A MP muda essas regras na Lei 14.467, de 2022, que permite que as instituições financeiras deduzam do lucro líquido as perdas com as operações de crédito de clientes inadimplentes. As deduções podem ser feitas no pagamento da Contribuição Social sobre o Lucro Líquido (CSLL) e do Imposto de Renda da Pessoa Jurídica (IRPJ). Os créditos tributários poderão ser amortizados (ou compensados) ao longo de sete a dez anos, em vez de apenas 3 anos, como prevê a legislação atual.

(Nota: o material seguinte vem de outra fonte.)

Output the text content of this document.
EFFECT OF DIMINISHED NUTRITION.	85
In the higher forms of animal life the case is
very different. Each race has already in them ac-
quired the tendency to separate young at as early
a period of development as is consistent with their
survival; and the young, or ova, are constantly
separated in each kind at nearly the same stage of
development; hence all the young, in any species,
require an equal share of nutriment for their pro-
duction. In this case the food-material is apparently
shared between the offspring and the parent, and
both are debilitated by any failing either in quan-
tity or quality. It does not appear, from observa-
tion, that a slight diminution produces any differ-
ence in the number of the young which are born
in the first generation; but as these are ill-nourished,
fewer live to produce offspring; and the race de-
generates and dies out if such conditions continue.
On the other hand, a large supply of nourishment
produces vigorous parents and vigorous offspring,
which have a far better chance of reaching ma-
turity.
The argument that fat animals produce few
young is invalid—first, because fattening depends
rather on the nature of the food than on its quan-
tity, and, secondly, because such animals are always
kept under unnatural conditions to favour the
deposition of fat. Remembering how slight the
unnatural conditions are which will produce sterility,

Essa compensação foi instituída em 2022, mas só vai entrar em vigor no ano que vem. No formato atual, as instituições financeiras podem, a partir de abril de 2025, deduzir da base de cálculo desses tributos os créditos em inadimplência apurados até 31 de dezembro de 2024, na proporção de 1/36 por mês — ou seja, diluídos durante 36 meses seguidos.

Além de adiar o início dessa dedução para janeiro de 2026, o projeto dilata a diluição para um total de 84 meses. Assim, a cada mês a partir de janeiro de 2026, as instituições poderão descontar da base de cálculo os créditos não pagos na proporção de 1/84 mensalmente.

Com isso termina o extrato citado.